婚約破棄するはずが、一夜を共にしたら御曹司の求愛が始まりました
 学生時代に宗介が一番初めにスタートした事業、今でも会社の根幹にあるのがレシピ動画アプリだった。
 手軽に作れる家庭料理ではなく、手間も金もかかるプロの味を集めた高級志向のレシピばかりを集めた。公開する動画に、著名な料理人や有名レストランを登場させたことも話題を集めた。
 モデルやタレント、感度の高いインフルエンサー達から人気に火がつき、今ではほとんどの女性が一度は使ったことがある人気アプリとなった。

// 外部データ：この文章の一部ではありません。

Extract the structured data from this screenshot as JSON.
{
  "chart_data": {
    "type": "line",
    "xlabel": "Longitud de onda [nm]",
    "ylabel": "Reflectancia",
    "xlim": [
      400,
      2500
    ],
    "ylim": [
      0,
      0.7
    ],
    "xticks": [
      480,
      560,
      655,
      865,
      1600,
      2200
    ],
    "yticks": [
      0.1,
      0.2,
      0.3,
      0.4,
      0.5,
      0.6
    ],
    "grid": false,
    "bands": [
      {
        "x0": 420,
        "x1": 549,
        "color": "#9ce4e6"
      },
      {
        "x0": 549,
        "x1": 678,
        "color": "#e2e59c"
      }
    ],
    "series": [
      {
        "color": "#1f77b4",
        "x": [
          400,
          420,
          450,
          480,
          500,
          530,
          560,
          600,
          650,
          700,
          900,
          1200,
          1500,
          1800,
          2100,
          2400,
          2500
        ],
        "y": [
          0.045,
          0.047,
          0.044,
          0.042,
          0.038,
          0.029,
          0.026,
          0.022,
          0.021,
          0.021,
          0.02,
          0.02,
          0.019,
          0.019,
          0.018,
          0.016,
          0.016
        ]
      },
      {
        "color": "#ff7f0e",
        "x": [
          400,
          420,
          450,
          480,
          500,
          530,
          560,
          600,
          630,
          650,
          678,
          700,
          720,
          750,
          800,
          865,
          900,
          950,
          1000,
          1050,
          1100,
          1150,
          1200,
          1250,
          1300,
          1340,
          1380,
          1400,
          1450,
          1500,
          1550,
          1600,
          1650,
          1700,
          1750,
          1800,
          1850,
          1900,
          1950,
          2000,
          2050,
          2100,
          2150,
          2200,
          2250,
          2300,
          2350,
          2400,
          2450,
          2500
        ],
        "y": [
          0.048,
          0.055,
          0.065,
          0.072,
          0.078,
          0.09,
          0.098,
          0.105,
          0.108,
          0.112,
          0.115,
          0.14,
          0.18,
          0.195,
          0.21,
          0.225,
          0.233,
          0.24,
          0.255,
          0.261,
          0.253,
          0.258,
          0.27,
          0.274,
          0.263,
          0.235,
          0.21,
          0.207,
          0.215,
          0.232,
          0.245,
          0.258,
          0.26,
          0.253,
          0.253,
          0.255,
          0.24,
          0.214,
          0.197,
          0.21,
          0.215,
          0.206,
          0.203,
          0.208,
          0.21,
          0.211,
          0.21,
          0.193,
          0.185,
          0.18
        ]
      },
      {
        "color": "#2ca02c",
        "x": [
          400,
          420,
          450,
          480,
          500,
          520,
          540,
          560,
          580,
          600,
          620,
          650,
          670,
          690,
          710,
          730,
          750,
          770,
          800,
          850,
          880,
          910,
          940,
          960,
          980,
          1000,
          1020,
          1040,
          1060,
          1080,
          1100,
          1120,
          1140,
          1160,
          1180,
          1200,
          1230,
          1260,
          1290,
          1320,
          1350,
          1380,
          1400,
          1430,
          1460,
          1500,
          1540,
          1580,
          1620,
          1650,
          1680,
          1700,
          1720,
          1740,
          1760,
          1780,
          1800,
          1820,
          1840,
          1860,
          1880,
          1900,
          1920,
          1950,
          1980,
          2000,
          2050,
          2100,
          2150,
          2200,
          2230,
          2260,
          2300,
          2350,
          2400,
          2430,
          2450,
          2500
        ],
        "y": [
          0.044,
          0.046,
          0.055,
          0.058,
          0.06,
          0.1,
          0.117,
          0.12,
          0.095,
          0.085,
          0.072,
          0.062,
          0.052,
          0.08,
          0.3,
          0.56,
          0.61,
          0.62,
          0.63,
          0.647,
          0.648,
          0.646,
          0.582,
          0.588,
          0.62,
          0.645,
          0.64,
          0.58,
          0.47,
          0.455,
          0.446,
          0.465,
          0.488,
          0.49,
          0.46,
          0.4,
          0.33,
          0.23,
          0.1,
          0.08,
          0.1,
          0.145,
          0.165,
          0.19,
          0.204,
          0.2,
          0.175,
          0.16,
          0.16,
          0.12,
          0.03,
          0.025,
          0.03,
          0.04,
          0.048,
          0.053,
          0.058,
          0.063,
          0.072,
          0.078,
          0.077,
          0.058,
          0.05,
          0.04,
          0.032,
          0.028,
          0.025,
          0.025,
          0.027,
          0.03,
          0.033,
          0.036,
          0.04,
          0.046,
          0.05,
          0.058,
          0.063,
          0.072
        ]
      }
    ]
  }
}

 そのアプリを全面リニューアルすることが決まり、そのキャンペーンモデルに選ばれたのが立花モモだった。
 今回のリニューアルは男性への訴求を第一目的にしているから、男性人気の高い彼女はうってつけだろう。

「そういえば〜桂木社長ってここのレジデンス棟に住んでるってホントですかぁ」

 モモが探るような眼差しを向けてくる。宗介は笑って首を横に振った。

「あぁ、それはデマだよ。僕が会社にこもりきりだから、そんな噂が流れたのかもね」

 嘘だった。モモの疑惑は本当で、宗介はオフィスのあるこのタワーのレジデンス棟に部屋を借りている。
 通勤時間なんて無駄でしかないし、賃貸規約違反だからやらないが、可能ならばオフィス内に自分の部屋をもうけたいくらいだった。

(あんまり噂が広まってるようなら、引っ越さないとなぁ。面倒だな……)

「働き過ぎもダメですよ〜。気分転換にモモとお食事っていうのはどうですか?実は来週の撮影内容に少し不安があって……」
「それは心配だね。すぐに店を手配するよ。フレンチ? 和食? どんな店がいいかな」
「きゃ〜やったぁ! 桂木社長とならどんなお店でも」
「広報担当の松野は優秀な男だから。なんでも相談してみて」

 宗介はにこやかな笑みでモモをシャットダウンした。